US President Donald Trump has appeared maskless before hundreds of supporters for his first public event since contracting Covid-19, declaring from the White House balcony: "I am feeling great."

"I want you to know our nation is going to defeat this terrible China virus," Trump told the cheering crowd of hundreds below on Saturday, most wearing masks but with very little social distancing at the outdoor event.

"It's going to disappear, it is disappearing," Trump said of the virus, which has killed more than 210,000 Americans and severely dented his chances of winning a second term on November 3.

"Get out and vote – and I love you," Trump told the crowd –  a sea of red "MAGA" hats – who chanted back "Four more years" throughout his 18-minute, law-and-order themed speech.

Stage set for his first rally 

Pulled off the campaign trail after testing positive for Covid-19 nine days ago, Trump has been counting the days until he can get back out.

Saturday's campaign-style event at the White House set the stage for his first rally Monday in the critical swing state of Florida – an event slammed as "reckless" by Biden, in light of concerns the president might still be contagious. 

Undeterred, the Trump campaign announced two more rallies next week, in battleground Pennsylvania Tuesday and in Iowa on Wednesday. 

Trump's biggest liability – overwhelming public dissatisfaction over his handling of the pandemic – has returned as the headline issue of the campaign thanks to his own infection, with cases again on the rise nationwide.

Trailing his Democratic rival Joe Biden by close to 10 points in national polls, Trump insists the pollsters are wrong and is seeking to reboot his campaign less than four weeks from Election Day.

READ MORE: Trump: Not going to do 'virtual debate' with Biden

Doubts over Trump's health

Doubts linger over Trump's health, with the president's doctor appearing more concerned about pleasing his star patient than communicating transparently with the public.

"Right now I'm medication-free, I'm not taking any medications as of, you know, probably eight hours ago," Trump told Fox News on Friday night, the first on-camera interview since his diagnosis and three-night hospitalisation.

The White House has released videos and Trump has called into television shows since then, but Saturday's was the public's first chance to see the president live.

The White House has not released the results of Trump's latest Covid-19 test and has declined to say when he last tested negative. 

A White House spokeswoman said on Friday that Trump would be tested for Covid-19 and would not go out in public if it was determined he could still spread the virus.

Scott Atlas, the doctor advising Trump, declined to comment on Trump's last test when approached by Reuters outside the event cordon. He was not wearing a mask.

READ MORE: Trump back in Oval Office, says 'I feel great'

Mask guidelines violated 

Some of Trump's fans were masked but many were not.

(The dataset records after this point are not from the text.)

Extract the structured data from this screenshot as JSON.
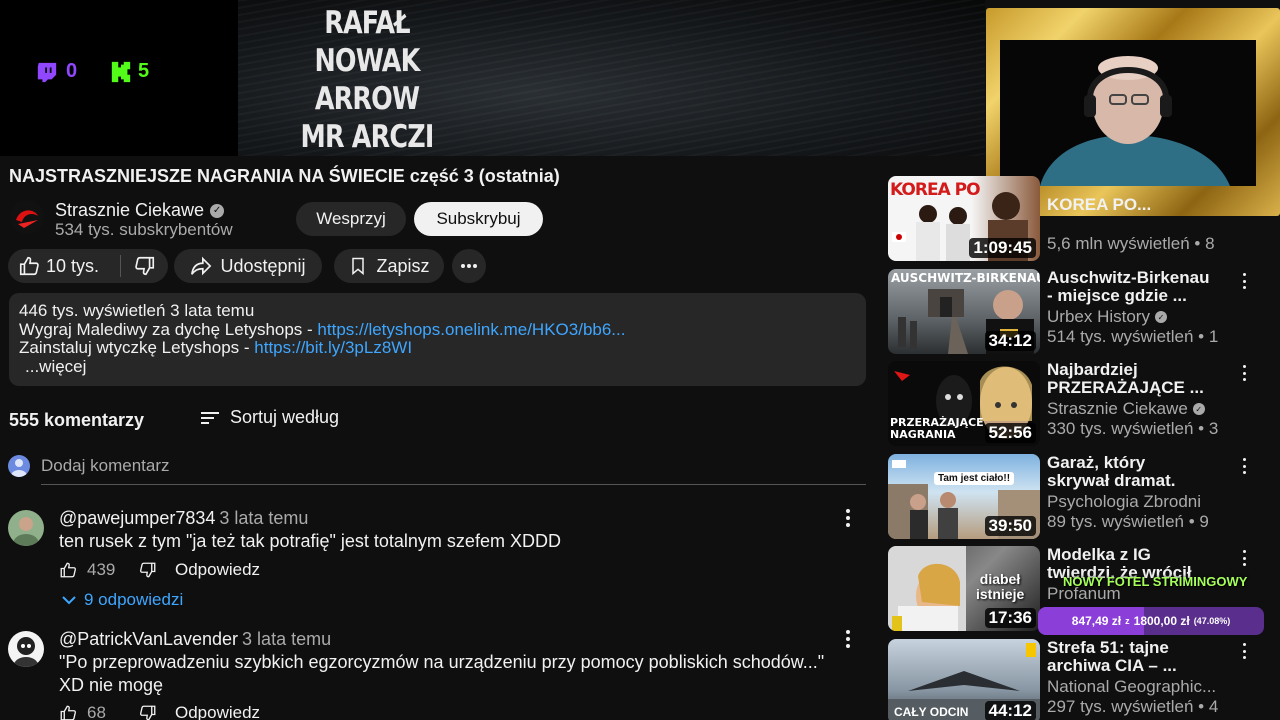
{
  "stream_overlay": {
    "banner_names": [
      "RAFAŁ NOWAK",
      "ARROW",
      "MR ARCZI"
    ],
    "twitch_count": "0",
    "kick_count": "5",
    "colors": {
      "twitch": "#9146ff",
      "kick": "#53fc18"
    }
  },
  "video": {
    "title": "NAJSTRASZNIEJSZE NAGRANIA NA ŚWIECIE część 3 (ostatnia)",
    "channel_name": "Strasznie Ciekawe",
    "channel_subs": "534 tys. subskrybentów",
    "support_label": "Wesprzyj",
    "subscribe_label": "Subskrybuj",
    "likes": "10 tys.",
    "share_label": "Udostępnij",
    "save_label": "Zapisz"
  },
  "description": {
    "views_time": "446 tys. wyświetleń  3 lata temu",
    "line1_text": "Wygraj Malediwy za dychę Letyshops - ",
    "line1_link": "https://letyshops.onelink.me/HKO3/bb6...",
    "line2_text": "Zainstaluj wtyczkę Letyshops - ",
    "line2_link": "https://bit.ly/3pLz8WI",
    "more_label": "...więcej"
  },
  "comments": {
    "count_label": "555 komentarzy",
    "sort_label": "Sortuj według",
    "add_placeholder": "Dodaj komentarz",
    "items": [
      {
        "author": "@pawejumper7834",
        "time": "3 lata temu",
        "text": "ten rusek z tym \"ja też tak potrafię\" jest totalnym szefem XDDD",
        "likes": "439",
        "reply_label": "Odpowiedz",
        "replies_label": "9 odpowiedzi"
      },
      {
        "author": "@PatrickVanLavender",
        "time": "3 lata temu",
        "text": "\"Po przeprowadzeniu szybkich egzorcyzmów na urządzeniu przy pomocy pobliskich schodów...\" XD nie mogę",
        "likes": "68",
        "reply_label": "Odpowiedz"
      }
    ]
  },
  "sidebar": [
    {
      "title": "KOREA PO...",
      "channel": "",
      "meta": "5,6 mln wyświetleń • 8",
      "duration": "1:09:45",
      "thumb_text": "KOREA PO"
    },
    {
      "title": "Auschwitz-Birkenau\n- miejsce gdzie ...",
      "channel": "Urbex History",
      "meta": "514 tys. wyświetleń • 1",
      "duration": "34:12",
      "thumb_text": "AUSCHWITZ-BIRKENAU"
    },
    {
      "title": "Najbardziej\nPRZERAŻAJĄCE ...",
      "channel": "Strasznie Ciekawe",
      "meta": "330 tys. wyświetleń • 3",
      "duration": "52:56",
      "thumb_text": "PRZERAŻAJĄCE NAGRANIA"
    },
    {
      "title": "Garaż, który\nskrywał dramat.",
      "channel": "Psychologia Zbrodni",
      "meta": "89 tys. wyświetleń • 9",
      "duration": "39:50",
      "thumb_text": "Tam jest ciało!!"
    },
    {
      "title": "Modelka z IG\ntwierdzi, że wrócił",
      "channel": "Profanum",
      "meta": "",
      "duration": "17:36",
      "thumb_text": "diabeł istnieje"
    },
    {
      "title": "Strefa 51: tajne\narchiwa CIA – ...",
      "channel": "National Geographic...",
      "meta": "297 tys. wyświetleń • 4",
      "duration": "44:12",
      "thumb_text": "CAŁY ODCIN"
    }
  ],
  "donation": {
    "title": "NOWY FOTEL STRIMINGOWY",
    "current": "847,49 zł",
    "separator": "z",
    "goal": "1800,00 zł",
    "percent_label": "(47.08%)",
    "progress_fraction": 0.4708
  }
}
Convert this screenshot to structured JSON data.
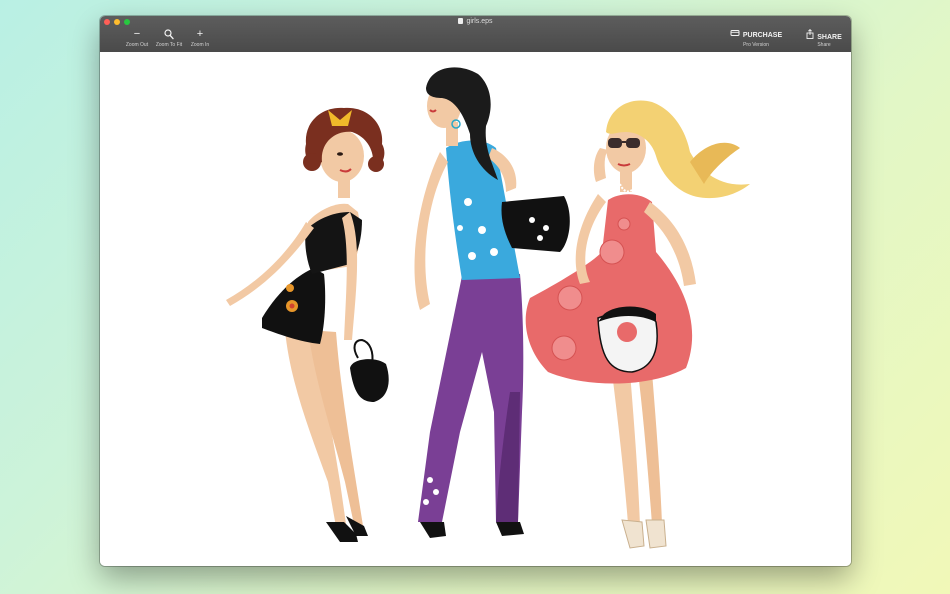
{
  "window": {
    "title": "girls.eps"
  },
  "toolbar": {
    "zoom_out": {
      "glyph": "−",
      "label": "Zoom Out"
    },
    "zoom_fit": {
      "glyph": "⚲",
      "label": "Zoom To Fit"
    },
    "zoom_in": {
      "glyph": "+",
      "label": "Zoom In"
    },
    "purchase": {
      "label": "PURCHASE",
      "sublabel": "Pro Version"
    },
    "share": {
      "label": "SHARE",
      "sublabel": "Share"
    }
  },
  "image": {
    "subject": "three fashion girls illustration",
    "colors": {
      "dress_red": "#e86a6a",
      "pants_purple": "#7a3f95",
      "top_cyan": "#3aa9dd",
      "skin": "#f2c9a4",
      "hair_brown": "#7a2f1f",
      "hair_black": "#1b1b1b",
      "hair_blonde": "#f3d173"
    }
  }
}
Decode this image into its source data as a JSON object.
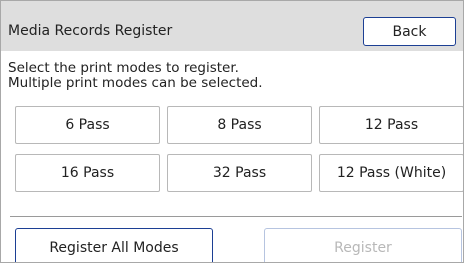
{
  "header": {
    "title": "Media Records Register",
    "back_label": "Back"
  },
  "instruction": {
    "line1": "Select the print modes to register.",
    "line2": "Multiple print modes can be selected."
  },
  "modes": [
    {
      "label": "6 Pass"
    },
    {
      "label": "8 Pass"
    },
    {
      "label": "12 Pass"
    },
    {
      "label": "16 Pass"
    },
    {
      "label": "32 Pass"
    },
    {
      "label": "12 Pass (White)"
    }
  ],
  "footer": {
    "register_all_label": "Register All Modes",
    "register_label": "Register",
    "register_enabled": false
  },
  "colors": {
    "header_bg": "#dedede",
    "accent_border": "#1c3f94",
    "disabled_text": "#b8b8b8"
  }
}
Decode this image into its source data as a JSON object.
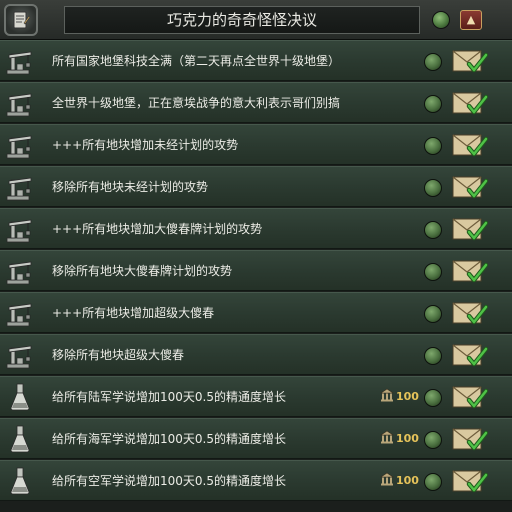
{
  "header": {
    "title": "巧克力的奇奇怪怪决议",
    "icon": "decision-scroll-icon",
    "collapse_icon": "chevron-up-icon"
  },
  "colors": {
    "row_bg": "#2f4035",
    "text": "#ecece6",
    "cost": "#e6c35a",
    "accept_check": "#3fa83a"
  },
  "decisions": [
    {
      "label": "所有国家地堡科技全满（第二天再点全世界十级地堡）",
      "icon": "crane-icon"
    },
    {
      "label": "全世界十级地堡，正在意埃战争的意大利表示哥们别搞",
      "icon": "crane-icon"
    },
    {
      "label": "+++所有地块增加未经计划的攻势",
      "icon": "crane-icon"
    },
    {
      "label": "移除所有地块未经计划的攻势",
      "icon": "crane-icon"
    },
    {
      "label": "+++所有地块增加大傻春牌计划的攻势",
      "icon": "crane-icon"
    },
    {
      "label": "移除所有地块大傻春牌计划的攻势",
      "icon": "crane-icon"
    },
    {
      "label": "+++所有地块增加超级大傻春",
      "icon": "crane-icon"
    },
    {
      "label": "移除所有地块超级大傻春",
      "icon": "crane-icon"
    },
    {
      "label": "给所有陆军学说增加100天0.5的精通度增长",
      "icon": "flask-icon",
      "cost": "100"
    },
    {
      "label": "给所有海军学说增加100天0.5的精通度增长",
      "icon": "flask-icon",
      "cost": "100"
    },
    {
      "label": "给所有空军学说增加100天0.5的精通度增长",
      "icon": "flask-icon",
      "cost": "100"
    }
  ]
}
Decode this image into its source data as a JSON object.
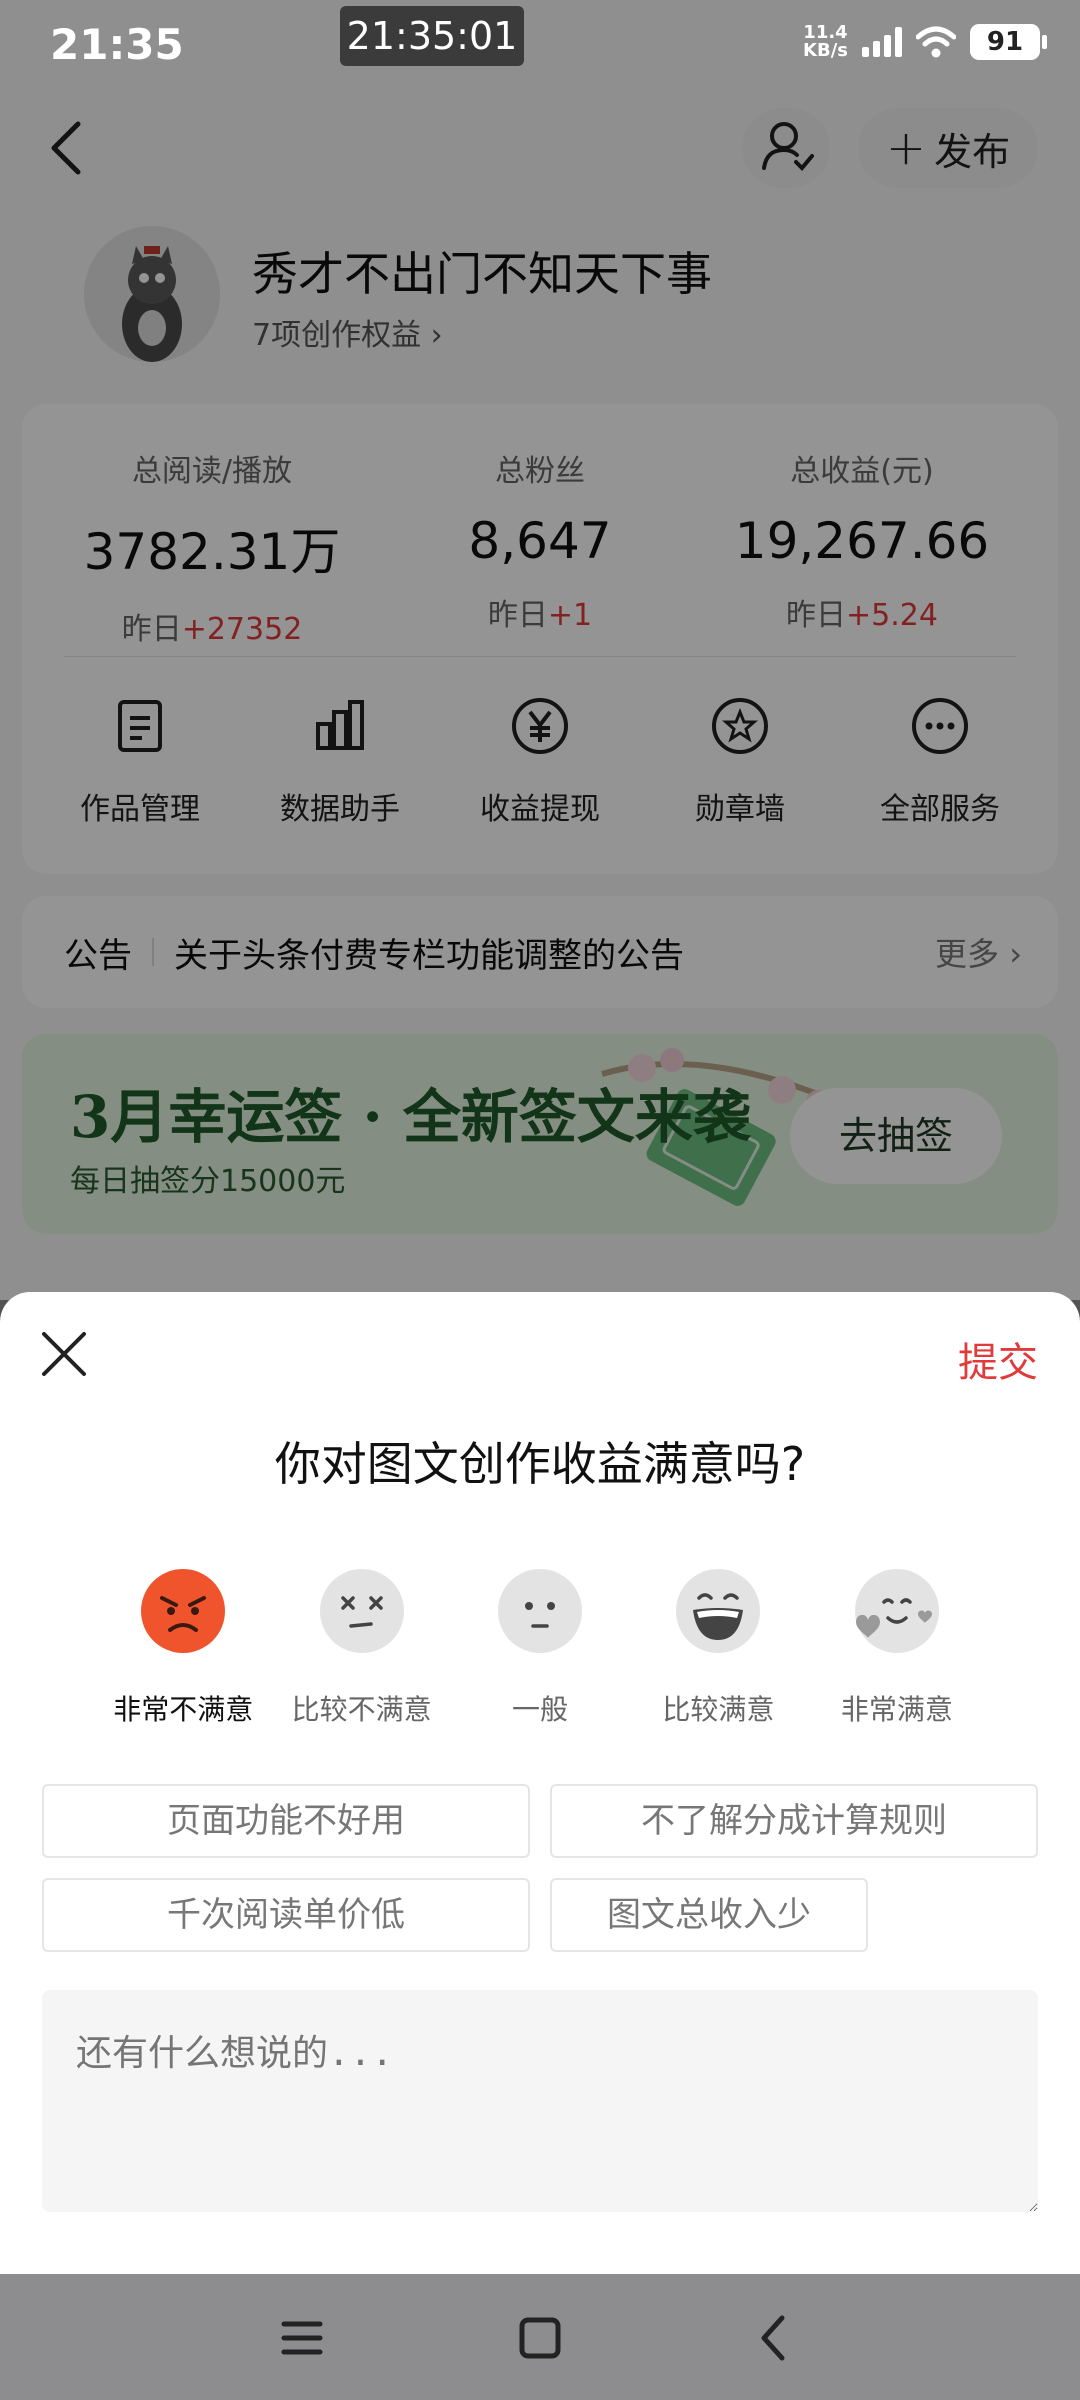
{
  "status_bar": {
    "time": "21:35",
    "center_clock": "21:35:01",
    "net_speed_value": "11.4",
    "net_speed_unit": "KB/s",
    "battery": "91"
  },
  "top_nav": {
    "publish_label": "发布"
  },
  "profile": {
    "username": "秀才不出门不知天下事",
    "benefits": "7项创作权益 ›"
  },
  "stats": [
    {
      "label": "总阅读/播放",
      "value": "3782.31万",
      "delta_prefix": "昨日",
      "delta": "+27352"
    },
    {
      "label": "总粉丝",
      "value": "8,647",
      "delta_prefix": "昨日",
      "delta": "+1"
    },
    {
      "label": "总收益(元)",
      "value": "19,267.66",
      "delta_prefix": "昨日",
      "delta": "+5.24"
    }
  ],
  "services": [
    {
      "label": "作品管理",
      "icon": "document-icon"
    },
    {
      "label": "数据助手",
      "icon": "bar-chart-icon"
    },
    {
      "label": "收益提现",
      "icon": "yen-icon"
    },
    {
      "label": "勋章墙",
      "icon": "badge-icon"
    },
    {
      "label": "全部服务",
      "icon": "more-icon"
    }
  ],
  "notice": {
    "tag": "公告",
    "text": "关于头条付费专栏功能调整的公告",
    "more": "更多 ›"
  },
  "banner": {
    "title": "3月幸运签 · 全新签文来袭",
    "subtitle": "每日抽签分15000元",
    "button": "去抽签"
  },
  "sheet": {
    "submit": "提交",
    "question": "你对图文创作收益满意吗?",
    "ratings": [
      {
        "label": "非常不满意",
        "icon": "angry-face-icon"
      },
      {
        "label": "比较不满意",
        "icon": "dizzy-face-icon"
      },
      {
        "label": "一般",
        "icon": "neutral-face-icon"
      },
      {
        "label": "比较满意",
        "icon": "grinning-face-icon"
      },
      {
        "label": "非常满意",
        "icon": "love-face-icon"
      }
    ],
    "chips": [
      "页面功能不好用",
      "不了解分成计算规则",
      "千次阅读单价低",
      "图文总收入少"
    ],
    "comment_placeholder": "还有什么想说的..."
  },
  "colors": {
    "accent_red": "#e03a3a",
    "angry_emoji": "#f0542c",
    "banner_green": "#1f5a2a"
  }
}
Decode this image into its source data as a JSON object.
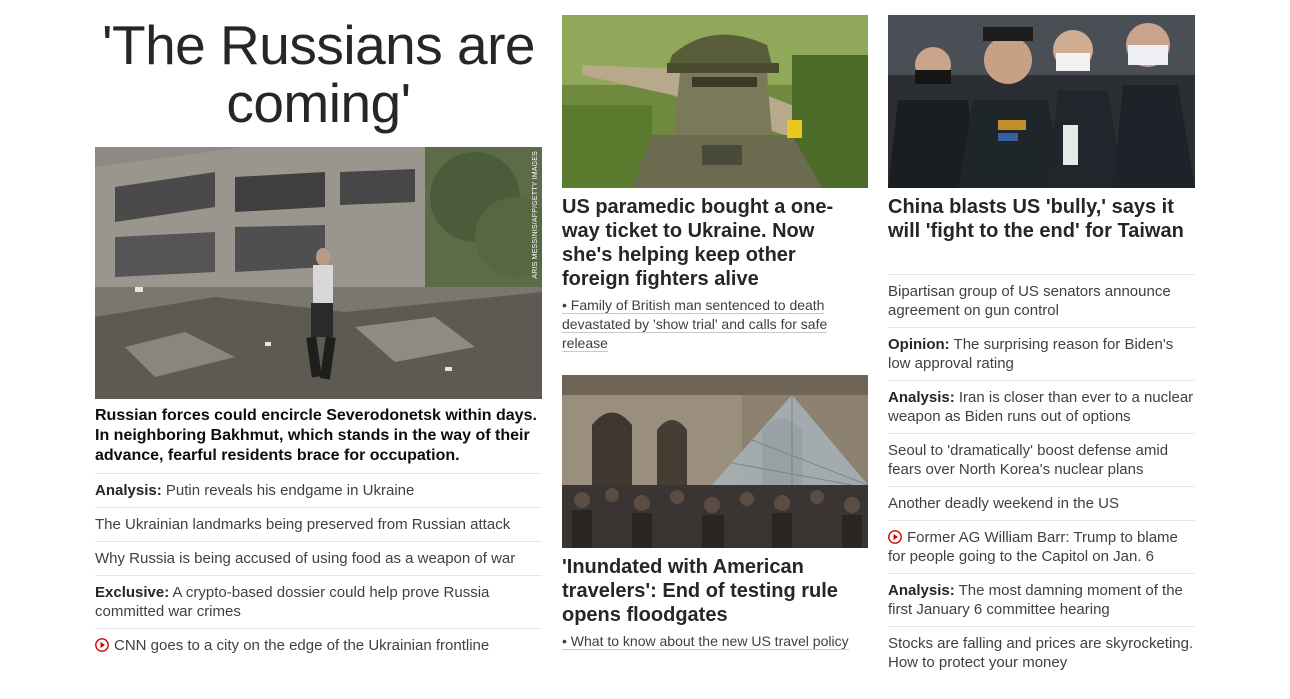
{
  "left": {
    "headline": "'The Russians are coming'",
    "photo_credit": "ARIS MESSINIS/AFP/GETTY IMAGES",
    "summary": "Russian forces could encircle Severodonetsk within days. In neighboring Bakhmut, which stands in the way of their advance, fearful residents brace for occupation.",
    "items": [
      {
        "prefix": "Analysis:",
        "text": " Putin reveals his endgame in Ukraine"
      },
      {
        "prefix": "",
        "text": "The Ukrainian landmarks being preserved from Russian attack"
      },
      {
        "prefix": "",
        "text": "Why Russia is being accused of using food as a weapon of war"
      },
      {
        "prefix": "Exclusive:",
        "text": " A crypto-based dossier could help prove Russia committed war crimes"
      },
      {
        "prefix": "",
        "text": "CNN goes to a city on the edge of the Ukrainian frontline",
        "video": true
      }
    ]
  },
  "middle": {
    "card1_title": "US paramedic bought a one-way ticket to Ukraine. Now she's helping keep other foreign fighters alive",
    "card1_related": "• Family of British man sentenced to death devastated by 'show trial' and calls for safe release",
    "card2_title": "'Inundated with American travelers': End of testing rule opens floodgates",
    "card2_related": "• What to know about the new US travel policy"
  },
  "right": {
    "card_title": "China blasts US 'bully,' says it will 'fight to the end' for Taiwan",
    "items": [
      {
        "prefix": "",
        "text": "Bipartisan group of US senators announce agreement on gun control"
      },
      {
        "prefix": "Opinion:",
        "text": " The surprising reason for Biden's low approval rating"
      },
      {
        "prefix": "Analysis:",
        "text": " Iran is closer than ever to a nuclear weapon as Biden runs out of options"
      },
      {
        "prefix": "",
        "text": "Seoul to 'dramatically' boost defense amid fears over North Korea's nuclear plans"
      },
      {
        "prefix": "",
        "text": "Another deadly weekend in the US"
      },
      {
        "prefix": "",
        "text": "Former AG William Barr: Trump to blame for people going to the Capitol on Jan. 6",
        "video": true
      },
      {
        "prefix": "Analysis:",
        "text": " The most damning moment of the first January 6 committee hearing"
      },
      {
        "prefix": "",
        "text": "Stocks are falling and prices are skyrocketing. How to protect your money"
      }
    ]
  },
  "colors": {
    "video_icon": "#cc0000",
    "divider": "#e6e6e6"
  }
}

A similar gathering two weeks ago, to announce the nomination of conservative judge Amy Coney Barrett to the Supreme Court, has been singled out as a likely source of many of the dozens of positive cases since linked to the White House.

Anthony Fauci, the respected director of the National Institute of Allergy and Infectious Disease, has referred to it as a "superspreader event."

Many questions remain unanswered about the White House outbreak, with more than a dozen cases recorded in the president's inner circle, including his spokeswoman Kayleigh McEnany.

"When was the president's last negative Covid test?" asked Pete Buttigieg, a former contender for the Democratic presidential nomination, now tipped for a prominent role in a Biden administration should he defeat Trump on November 3.

READ MORE: Trump eyes return to campaign trail as opposition questions his fitness

213,000 Americans are dead

Trump's biggest liability – overwhelming public dissatisfaction over his handling of the pandemic – has returned as the headline issue of the campaign thanks to his own infection, with cases again on the rise nationwide.

The seven-day average of new daily cases recorded between October 3 and 9 – 47,184 – was the highest since the week of August 13 to 19 with an average of 47,530 new cases, according to data from Johns Hopkins University.

"Over 213,000 Americans have died from this virus – and the hard truth is it didn't have to happen this way," Biden tweeted on Saturday.